Era primavera, una tarde de cielos despejados y temperatura agradable. Dejé en el suelo la última de las cestas que quedaba en el rellano de la escalera y decidí parar. El resto de la mudanza podía esperar. Saqué de una de las cajas de cartón que habían colonizado el apartamento, algo de ropa cómoda y decidí salir a conocer un poco el barrio al que hacía apenas dos días acababa de llegar. Estaba cansada, las semanas anteriores habían sido un no parar entre idas y venidas, papeleos, firmas y despedidas. Necesitaba relajarme al menos por unos minutos, tomar el aire y empezar a conocer todo lo que me rodeaba, nuevas calles, nuevas gentes y nuevas sensaciones. Me había decidido por esa zona porque justo enfrente del edificio existía una amplia zona verde. Cuando abrí por primera vez el ventanal del salón y escuché el canto de los pájaros que llegaba desde allí supe que ese sería mi nuevo hogar. Y allí estaba por fin, con mi chándal y mis zapatillas dispuesta a tomar posesión de tan preciado tesoro, césped de un verde limpio, árboles de hoja caduca, flores silvestres,... aquello era un paraíso en medio de la ciudad. Había elegido bien y sólo por eso me sentía más feliz de lo que lo había estado en mucho tiempo.

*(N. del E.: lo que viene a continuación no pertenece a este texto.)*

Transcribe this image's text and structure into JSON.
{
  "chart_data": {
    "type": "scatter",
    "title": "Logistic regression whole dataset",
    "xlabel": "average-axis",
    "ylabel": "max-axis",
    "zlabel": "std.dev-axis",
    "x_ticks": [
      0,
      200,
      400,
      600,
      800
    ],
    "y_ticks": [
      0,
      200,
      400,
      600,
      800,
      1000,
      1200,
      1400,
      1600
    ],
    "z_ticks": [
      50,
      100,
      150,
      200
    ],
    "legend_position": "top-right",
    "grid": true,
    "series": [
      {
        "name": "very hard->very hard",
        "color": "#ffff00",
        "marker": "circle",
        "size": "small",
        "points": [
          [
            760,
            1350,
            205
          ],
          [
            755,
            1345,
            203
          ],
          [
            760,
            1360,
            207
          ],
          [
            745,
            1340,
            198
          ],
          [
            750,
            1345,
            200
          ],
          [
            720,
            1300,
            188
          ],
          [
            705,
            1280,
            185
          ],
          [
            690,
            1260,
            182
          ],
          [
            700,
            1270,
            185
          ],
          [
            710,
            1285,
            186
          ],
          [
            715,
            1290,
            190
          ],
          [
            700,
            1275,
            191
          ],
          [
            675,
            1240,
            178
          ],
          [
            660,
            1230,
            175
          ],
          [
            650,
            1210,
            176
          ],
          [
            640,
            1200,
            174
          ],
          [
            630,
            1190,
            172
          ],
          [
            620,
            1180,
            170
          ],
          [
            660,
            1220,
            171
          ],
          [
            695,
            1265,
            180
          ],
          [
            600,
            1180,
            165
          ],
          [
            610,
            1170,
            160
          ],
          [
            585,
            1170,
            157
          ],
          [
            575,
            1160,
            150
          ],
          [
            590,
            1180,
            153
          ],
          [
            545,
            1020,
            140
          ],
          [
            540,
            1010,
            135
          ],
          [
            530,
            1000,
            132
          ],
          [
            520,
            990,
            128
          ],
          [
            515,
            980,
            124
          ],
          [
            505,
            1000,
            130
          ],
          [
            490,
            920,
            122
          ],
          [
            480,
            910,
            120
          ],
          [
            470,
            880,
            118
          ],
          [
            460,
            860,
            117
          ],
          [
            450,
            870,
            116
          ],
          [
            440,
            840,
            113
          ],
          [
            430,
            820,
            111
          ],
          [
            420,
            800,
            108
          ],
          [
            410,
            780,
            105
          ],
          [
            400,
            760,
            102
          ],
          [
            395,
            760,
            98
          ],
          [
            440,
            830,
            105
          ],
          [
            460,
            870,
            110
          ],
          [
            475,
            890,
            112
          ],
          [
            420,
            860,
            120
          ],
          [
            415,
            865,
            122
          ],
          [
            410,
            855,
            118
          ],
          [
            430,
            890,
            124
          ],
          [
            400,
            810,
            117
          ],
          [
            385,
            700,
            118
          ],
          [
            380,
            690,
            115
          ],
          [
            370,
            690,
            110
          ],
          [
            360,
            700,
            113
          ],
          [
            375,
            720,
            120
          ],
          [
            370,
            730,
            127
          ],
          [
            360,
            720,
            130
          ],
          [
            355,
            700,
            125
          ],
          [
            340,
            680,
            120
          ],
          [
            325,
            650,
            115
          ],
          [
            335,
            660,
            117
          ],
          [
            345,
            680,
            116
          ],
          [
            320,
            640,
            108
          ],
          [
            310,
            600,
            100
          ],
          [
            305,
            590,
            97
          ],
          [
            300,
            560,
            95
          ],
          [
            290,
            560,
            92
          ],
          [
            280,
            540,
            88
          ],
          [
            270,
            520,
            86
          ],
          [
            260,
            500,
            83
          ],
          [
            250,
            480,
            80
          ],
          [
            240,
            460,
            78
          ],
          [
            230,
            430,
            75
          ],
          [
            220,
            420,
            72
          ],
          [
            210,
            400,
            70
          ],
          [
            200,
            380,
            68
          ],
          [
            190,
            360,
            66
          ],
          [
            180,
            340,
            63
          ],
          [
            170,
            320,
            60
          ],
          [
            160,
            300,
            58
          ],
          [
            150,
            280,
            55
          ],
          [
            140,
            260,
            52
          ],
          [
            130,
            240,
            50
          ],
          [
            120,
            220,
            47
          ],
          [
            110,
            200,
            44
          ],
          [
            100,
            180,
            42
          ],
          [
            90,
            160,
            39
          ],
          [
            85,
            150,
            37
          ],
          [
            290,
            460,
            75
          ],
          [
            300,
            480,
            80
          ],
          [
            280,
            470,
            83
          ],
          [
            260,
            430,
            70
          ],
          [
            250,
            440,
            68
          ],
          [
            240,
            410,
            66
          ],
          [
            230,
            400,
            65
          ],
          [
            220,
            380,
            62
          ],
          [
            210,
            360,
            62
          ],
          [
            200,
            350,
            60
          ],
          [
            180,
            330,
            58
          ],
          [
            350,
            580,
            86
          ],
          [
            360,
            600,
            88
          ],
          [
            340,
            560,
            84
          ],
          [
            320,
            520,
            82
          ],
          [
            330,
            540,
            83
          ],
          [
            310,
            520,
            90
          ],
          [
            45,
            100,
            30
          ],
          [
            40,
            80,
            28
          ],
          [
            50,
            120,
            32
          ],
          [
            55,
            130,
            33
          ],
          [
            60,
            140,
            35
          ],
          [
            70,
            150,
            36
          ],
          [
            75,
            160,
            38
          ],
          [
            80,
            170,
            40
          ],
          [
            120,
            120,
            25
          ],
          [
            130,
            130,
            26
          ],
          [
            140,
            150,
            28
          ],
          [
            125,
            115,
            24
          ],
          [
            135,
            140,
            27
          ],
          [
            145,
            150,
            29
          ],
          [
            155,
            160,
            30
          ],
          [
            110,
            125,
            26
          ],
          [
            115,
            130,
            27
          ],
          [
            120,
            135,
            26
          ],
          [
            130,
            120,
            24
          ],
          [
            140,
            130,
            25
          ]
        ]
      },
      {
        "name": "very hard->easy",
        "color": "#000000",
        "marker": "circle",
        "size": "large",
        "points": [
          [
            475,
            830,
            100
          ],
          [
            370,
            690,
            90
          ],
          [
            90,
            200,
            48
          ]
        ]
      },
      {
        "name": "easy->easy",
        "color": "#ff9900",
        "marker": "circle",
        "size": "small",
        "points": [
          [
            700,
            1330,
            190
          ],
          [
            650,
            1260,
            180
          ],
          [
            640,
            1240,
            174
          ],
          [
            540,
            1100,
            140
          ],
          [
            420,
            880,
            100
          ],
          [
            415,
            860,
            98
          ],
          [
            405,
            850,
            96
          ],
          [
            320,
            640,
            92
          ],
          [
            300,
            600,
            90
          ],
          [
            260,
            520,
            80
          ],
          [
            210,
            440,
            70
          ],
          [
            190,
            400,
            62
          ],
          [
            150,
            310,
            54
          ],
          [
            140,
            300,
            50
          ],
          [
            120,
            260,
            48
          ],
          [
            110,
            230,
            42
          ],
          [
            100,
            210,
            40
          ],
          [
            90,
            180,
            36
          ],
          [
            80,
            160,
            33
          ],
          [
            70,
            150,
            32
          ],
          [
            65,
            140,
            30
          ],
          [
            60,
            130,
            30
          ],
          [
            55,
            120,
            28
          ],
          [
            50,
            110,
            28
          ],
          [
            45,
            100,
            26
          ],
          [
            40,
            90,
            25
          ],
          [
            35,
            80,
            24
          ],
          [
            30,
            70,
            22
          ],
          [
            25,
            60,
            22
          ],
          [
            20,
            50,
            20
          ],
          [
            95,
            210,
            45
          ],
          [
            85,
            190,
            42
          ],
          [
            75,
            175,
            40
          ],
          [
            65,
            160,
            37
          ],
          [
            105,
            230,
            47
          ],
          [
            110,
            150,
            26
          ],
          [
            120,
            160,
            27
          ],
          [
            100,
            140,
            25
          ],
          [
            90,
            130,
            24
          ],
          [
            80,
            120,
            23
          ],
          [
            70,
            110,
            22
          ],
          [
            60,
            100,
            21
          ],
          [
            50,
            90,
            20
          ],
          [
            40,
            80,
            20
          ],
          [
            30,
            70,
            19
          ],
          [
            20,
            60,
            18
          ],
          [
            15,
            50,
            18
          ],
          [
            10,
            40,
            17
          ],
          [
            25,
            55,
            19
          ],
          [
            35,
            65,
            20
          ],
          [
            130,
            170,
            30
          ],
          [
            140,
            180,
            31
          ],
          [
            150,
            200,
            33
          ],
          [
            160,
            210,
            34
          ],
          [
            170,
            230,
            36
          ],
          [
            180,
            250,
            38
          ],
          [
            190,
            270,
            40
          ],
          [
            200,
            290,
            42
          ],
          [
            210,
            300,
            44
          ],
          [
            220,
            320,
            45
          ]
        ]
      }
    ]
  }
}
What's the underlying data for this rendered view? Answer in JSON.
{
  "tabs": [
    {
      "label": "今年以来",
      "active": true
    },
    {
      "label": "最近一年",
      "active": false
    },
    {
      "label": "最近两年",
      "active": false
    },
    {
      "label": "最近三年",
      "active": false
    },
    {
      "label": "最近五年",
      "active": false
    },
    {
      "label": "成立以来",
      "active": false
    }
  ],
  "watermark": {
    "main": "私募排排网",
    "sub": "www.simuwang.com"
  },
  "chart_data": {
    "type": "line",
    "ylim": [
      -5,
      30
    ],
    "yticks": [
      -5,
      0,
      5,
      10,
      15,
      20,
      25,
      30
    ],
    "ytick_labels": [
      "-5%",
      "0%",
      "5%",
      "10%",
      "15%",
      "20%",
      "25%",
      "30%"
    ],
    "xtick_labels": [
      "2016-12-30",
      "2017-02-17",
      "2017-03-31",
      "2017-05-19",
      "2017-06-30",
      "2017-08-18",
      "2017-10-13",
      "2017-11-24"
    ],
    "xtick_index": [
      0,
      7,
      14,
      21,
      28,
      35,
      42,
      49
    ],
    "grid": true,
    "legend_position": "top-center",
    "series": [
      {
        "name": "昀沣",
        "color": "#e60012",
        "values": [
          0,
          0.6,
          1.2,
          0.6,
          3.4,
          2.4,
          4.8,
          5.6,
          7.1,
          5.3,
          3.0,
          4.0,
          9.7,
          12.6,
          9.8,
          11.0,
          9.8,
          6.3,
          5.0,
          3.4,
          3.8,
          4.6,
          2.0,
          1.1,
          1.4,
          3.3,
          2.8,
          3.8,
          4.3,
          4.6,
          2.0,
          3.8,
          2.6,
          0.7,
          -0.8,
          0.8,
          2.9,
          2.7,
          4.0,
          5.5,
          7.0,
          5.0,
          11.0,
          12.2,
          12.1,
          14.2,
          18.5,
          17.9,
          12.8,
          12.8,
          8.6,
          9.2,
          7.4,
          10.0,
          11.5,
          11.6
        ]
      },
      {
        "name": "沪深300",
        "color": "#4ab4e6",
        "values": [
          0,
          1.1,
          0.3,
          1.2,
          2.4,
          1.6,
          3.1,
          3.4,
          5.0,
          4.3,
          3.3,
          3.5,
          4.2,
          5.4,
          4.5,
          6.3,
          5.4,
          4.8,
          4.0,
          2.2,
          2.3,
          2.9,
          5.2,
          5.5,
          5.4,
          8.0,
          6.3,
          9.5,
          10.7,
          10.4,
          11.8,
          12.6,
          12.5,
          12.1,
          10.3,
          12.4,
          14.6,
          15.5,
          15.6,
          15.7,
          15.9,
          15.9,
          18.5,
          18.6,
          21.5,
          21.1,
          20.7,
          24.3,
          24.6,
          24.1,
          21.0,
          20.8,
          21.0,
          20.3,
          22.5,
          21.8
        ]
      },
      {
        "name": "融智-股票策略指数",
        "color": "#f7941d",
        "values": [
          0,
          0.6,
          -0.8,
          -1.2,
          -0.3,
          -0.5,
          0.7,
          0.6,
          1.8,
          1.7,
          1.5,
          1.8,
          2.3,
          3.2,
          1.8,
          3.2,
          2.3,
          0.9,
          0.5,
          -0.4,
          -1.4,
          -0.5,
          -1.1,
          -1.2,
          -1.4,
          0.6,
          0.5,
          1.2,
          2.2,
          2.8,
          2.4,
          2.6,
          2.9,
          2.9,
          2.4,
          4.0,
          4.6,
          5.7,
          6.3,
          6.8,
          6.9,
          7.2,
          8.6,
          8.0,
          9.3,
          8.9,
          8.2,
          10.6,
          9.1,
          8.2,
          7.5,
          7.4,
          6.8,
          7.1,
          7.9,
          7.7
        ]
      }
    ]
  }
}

Entre las primeras veces de esa tarde también recuerdo, como si fuera ahora, el momento en que me crucé contigo. Realmente no me fijé en ti sino en tu perro, porque más bien pareciera que era él quien te paseara a ti y no al contrario. Un labrador enorme de patas robustas, pelaje blanco y grandes y tristes ojazos tiraba de la correa con tal fuerza que era inevitable darse cuenta de quién de los dos marcaba el ritmo del paseo. Me hizo tanta gracia la escena que en mi rostro apagado por el cansancio se asomó una sonrisa espontánea. Y a ti de repente, azorado, te entraron las prisas y desapareciste por el camino entre los árboles.
Pasó el verano, llegó el otoño, llegó noviembre con otro paisaje y otros aires más frescos anunciando los próximos fríos
Los paseos por las tardes se convirtieron para mí en una costumbre y con el paso de las semanas y los meses los encuentros en apariencia fortuítos, en una necesidad.
No sé ni quiero saber si alguien espera a que vuelvas a casa para cenar, para ver una película en el sillón, frente a la televisión o para que escuches desganado cómo ha ido el día. Tu tampoco sabes que vivo sola desde hace tanto tiempo que ya no lo recuerdo y que eres el motivo de que me levante cada día.
Paseamos juntos en silencio desde la primavera. Este noviembre de hojas secas, tardes grises y lluvias intermitentes aún no nos ha traído el valor. El valor para olvidar los temores, las rutinas, los fracasos, los remordimientos, el dolor,... Tal vez porque todavía no son necesarias las palabras. Nos basta esa sonrisa de nuestros ojos cuando se encuentran y crean un momento mágico y perfecto donde nada más cuenta, ni siquiera el tiempo.